Estimation and Guarantees:

  • Shannon MI is notoriously hard to estimate reliably from samples, especially in high dimensions. Recent variational estimators (CPC, NWJ, MINE) have limitations like bias or high variance.
  • F\mathcal{F}-information can be estimated from data using empirical risk minimization: I^F(XY;D)=inffF1N(logf[](yi))inffF1N(logf[xi](yi))\hat{I}_{\mathcal{F}}(X\to Y; \mathcal{D}) = \inf_{f \in \mathcal{F}} \frac{1}{N} \sum \left(-\log f[\emptyset](y_i)\right) - \inf_{f \in \mathcal{F}}\frac{1}{N} \sum \left(-\log f[x_i](y_i)\right).
  • Crucially, the paper provides PAC-style bounds (Theorem 1) on the estimation error IFI^F|I_{\mathcal{F}} - \hat{I}_{\mathcal{F}}|, relating it to the Rademacher complexity of the function class GF={(x,y)logf[x](y)fF}\mathcal{G}_{\mathcal{F}} = \{ (x,y) \mapsto \log f[x](y) \mid f \in \mathcal{F} \}. This means if F\mathcal{F} has bounded complexity (e.g., neural networks with bounded norms or specific architectures), F\mathcal{F}-information can be estimated reliably. A specific bound is derived for the linear regression case (Corollary 1).

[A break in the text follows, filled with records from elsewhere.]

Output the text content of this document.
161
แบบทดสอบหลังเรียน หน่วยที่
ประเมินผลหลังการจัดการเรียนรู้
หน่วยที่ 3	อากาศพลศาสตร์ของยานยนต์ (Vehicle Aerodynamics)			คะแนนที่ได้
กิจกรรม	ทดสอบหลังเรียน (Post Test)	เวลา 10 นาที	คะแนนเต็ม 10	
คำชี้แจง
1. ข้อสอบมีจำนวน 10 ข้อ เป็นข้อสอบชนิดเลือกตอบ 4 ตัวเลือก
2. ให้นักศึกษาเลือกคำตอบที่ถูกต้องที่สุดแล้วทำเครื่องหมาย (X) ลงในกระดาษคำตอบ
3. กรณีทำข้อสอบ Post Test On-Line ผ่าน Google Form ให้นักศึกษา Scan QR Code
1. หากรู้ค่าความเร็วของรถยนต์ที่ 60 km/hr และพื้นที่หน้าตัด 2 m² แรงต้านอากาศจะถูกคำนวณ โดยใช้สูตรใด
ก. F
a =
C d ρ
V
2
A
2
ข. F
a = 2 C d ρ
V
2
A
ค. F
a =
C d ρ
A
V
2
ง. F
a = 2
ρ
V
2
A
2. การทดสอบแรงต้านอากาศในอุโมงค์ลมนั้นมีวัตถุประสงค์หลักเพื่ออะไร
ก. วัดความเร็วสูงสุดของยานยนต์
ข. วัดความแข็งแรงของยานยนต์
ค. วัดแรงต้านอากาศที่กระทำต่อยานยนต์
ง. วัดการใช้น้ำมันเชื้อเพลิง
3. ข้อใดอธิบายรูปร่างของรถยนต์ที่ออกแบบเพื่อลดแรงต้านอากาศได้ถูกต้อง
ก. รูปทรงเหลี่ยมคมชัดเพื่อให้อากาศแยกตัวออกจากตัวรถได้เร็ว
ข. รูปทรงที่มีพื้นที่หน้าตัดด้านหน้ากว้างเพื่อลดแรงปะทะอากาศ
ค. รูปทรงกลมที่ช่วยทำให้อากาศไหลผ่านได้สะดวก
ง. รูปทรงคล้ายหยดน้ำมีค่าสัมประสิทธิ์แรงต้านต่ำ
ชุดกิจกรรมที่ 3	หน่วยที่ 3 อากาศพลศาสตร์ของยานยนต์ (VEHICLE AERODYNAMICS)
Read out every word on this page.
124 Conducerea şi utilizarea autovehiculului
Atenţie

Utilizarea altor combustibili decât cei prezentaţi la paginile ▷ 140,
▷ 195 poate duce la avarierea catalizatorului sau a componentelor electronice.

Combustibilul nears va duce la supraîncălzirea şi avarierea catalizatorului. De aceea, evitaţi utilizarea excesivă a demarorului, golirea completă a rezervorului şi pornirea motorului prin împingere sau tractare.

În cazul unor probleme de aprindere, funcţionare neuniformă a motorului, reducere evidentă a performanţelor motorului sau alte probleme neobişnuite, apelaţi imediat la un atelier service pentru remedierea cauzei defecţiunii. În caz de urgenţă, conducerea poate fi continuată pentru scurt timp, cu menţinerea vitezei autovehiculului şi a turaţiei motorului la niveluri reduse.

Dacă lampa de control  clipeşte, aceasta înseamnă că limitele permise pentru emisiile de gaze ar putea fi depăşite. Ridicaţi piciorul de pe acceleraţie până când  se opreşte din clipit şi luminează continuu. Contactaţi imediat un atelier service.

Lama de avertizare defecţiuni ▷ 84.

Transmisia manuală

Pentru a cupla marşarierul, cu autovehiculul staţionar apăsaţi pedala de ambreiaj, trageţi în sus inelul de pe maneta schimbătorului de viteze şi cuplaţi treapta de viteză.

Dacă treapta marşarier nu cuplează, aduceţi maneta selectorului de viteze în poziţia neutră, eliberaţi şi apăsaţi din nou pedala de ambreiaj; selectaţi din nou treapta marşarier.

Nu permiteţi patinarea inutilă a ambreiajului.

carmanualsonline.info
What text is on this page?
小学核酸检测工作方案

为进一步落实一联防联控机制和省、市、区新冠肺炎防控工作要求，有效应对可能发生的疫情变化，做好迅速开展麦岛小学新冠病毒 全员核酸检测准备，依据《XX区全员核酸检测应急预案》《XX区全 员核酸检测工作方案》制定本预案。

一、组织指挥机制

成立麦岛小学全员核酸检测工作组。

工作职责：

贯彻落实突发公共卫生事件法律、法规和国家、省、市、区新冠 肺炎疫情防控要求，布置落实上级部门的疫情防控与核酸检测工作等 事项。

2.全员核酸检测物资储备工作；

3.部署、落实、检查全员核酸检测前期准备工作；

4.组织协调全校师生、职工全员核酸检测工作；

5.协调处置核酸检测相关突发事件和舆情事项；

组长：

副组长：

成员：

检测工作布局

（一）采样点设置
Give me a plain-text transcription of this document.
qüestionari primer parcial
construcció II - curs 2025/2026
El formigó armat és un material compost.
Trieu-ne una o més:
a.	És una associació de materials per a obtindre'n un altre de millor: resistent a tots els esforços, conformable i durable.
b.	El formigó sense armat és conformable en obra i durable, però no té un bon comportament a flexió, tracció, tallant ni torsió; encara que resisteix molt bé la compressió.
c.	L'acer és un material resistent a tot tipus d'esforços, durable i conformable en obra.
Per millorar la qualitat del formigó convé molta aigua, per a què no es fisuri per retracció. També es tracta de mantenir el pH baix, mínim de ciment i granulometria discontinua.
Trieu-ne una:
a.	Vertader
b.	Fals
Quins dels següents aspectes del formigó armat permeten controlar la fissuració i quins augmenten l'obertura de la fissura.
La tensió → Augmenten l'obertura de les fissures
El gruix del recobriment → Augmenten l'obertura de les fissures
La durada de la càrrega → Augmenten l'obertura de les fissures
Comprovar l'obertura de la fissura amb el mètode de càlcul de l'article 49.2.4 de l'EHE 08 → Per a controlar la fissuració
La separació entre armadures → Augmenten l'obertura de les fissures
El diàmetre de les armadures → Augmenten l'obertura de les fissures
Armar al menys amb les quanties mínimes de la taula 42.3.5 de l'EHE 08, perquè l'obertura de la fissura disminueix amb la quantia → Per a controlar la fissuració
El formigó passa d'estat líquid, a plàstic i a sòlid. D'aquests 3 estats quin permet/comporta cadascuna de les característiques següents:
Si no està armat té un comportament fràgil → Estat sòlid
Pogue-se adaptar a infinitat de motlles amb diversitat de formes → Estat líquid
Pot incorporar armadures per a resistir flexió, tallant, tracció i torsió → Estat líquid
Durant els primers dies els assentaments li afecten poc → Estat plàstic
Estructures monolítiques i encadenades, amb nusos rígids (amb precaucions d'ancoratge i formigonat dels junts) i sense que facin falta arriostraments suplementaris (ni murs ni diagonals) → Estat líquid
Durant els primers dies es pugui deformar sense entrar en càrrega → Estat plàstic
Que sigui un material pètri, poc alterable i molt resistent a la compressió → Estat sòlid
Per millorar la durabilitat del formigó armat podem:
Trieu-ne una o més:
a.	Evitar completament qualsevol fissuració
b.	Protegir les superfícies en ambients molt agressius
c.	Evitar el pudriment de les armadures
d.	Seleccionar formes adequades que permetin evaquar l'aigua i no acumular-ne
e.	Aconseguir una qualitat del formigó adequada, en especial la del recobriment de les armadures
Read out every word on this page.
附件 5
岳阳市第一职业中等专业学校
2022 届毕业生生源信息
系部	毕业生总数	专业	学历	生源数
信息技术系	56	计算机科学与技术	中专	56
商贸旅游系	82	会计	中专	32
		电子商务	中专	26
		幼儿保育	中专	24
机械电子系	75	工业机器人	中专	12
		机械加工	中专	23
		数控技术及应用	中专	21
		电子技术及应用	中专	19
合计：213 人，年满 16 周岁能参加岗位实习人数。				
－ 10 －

Applications and Experiments:

  1. Structure Learning (Chow-Liu Trees):
    • The standard Chow-Liu algorithm finds the maximum weight spanning tree using Shannon MI as edge weights.
    • The paper proposes using F\mathcal{F}-information. Since it's asymmetric, they find the maximum weight directed spanning tree (arborescence) using the Chu-Liu/Edmonds algorithm (Algorithm 1).
    • Theorem 2 provides finite-sample guarantees for this algorithm, showing the weight of the learned tree is close to the optimal tree weight.
    • Experiments on high-dimensional continuous data show the F\mathcal{F}-information approach significantly outperforms Chow-Liu with state-of-the-art MI estimators (CPC, NWJ, MINE) in terms of recovering the correct tree structure (Figure 1a).
  2. Gene Regulatory Network Inference:
    • Using F\mathcal{F}-information (with polynomial predictors) as a score for directed edges between genes outperforms various non-parametric MI estimators (KDE, KSG) on the DREAM5 benchmark, achieving higher AUC (Figure 1b). The asymmetry is beneficial here.
  3. Video Frame Ordering:
    • Using a conditional PixelCNN++ as F\mathcal{F}, the calculated IF(XiXj)I_{\mathcal{F}}(X_i \rightarrow X_j) decreases with frame distance ij|i-j| (Figure 1c).
    • The directed tree algorithm successfully recovers the temporal order of frames in Moving-MNIST, even for deterministic dynamics where Shannon MI would fail.
  4. Fair Representation Learning:
    • The paper connects F\mathcal{F}-information to adversarial fairness methods, arguing they implicitly minimize IF(ZU)I_{\mathcal{F}}(Z \rightarrow U) where ZZ is the representation, UU is the sensitive attribute, and F\mathcal{F} is related to the discriminator class.
    • Experiments show that fairness learned against one class of adversary (Fi\mathcal{F}_i) may not generalize when tested against a different class (Fj\mathcal{F}_j), suggesting limitations in the robustness of existing fair representations (Appendix Figure 2b).

Conclusion:

The paper proposes F\mathcal{F}-information as a practical alternative to Shannon information when computational constraints are relevant. It captures the notion of "usable" information, exhibits distinct properties like violating the data processing inequality (justifying representation learning) and asymmetry, and crucially, allows for reliable estimation from data with theoretical guarantees. Empirical results across structure learning, gene network inference, video analysis, and fairness demonstrate its practical advantages over methods based on estimating Shannon mutual information.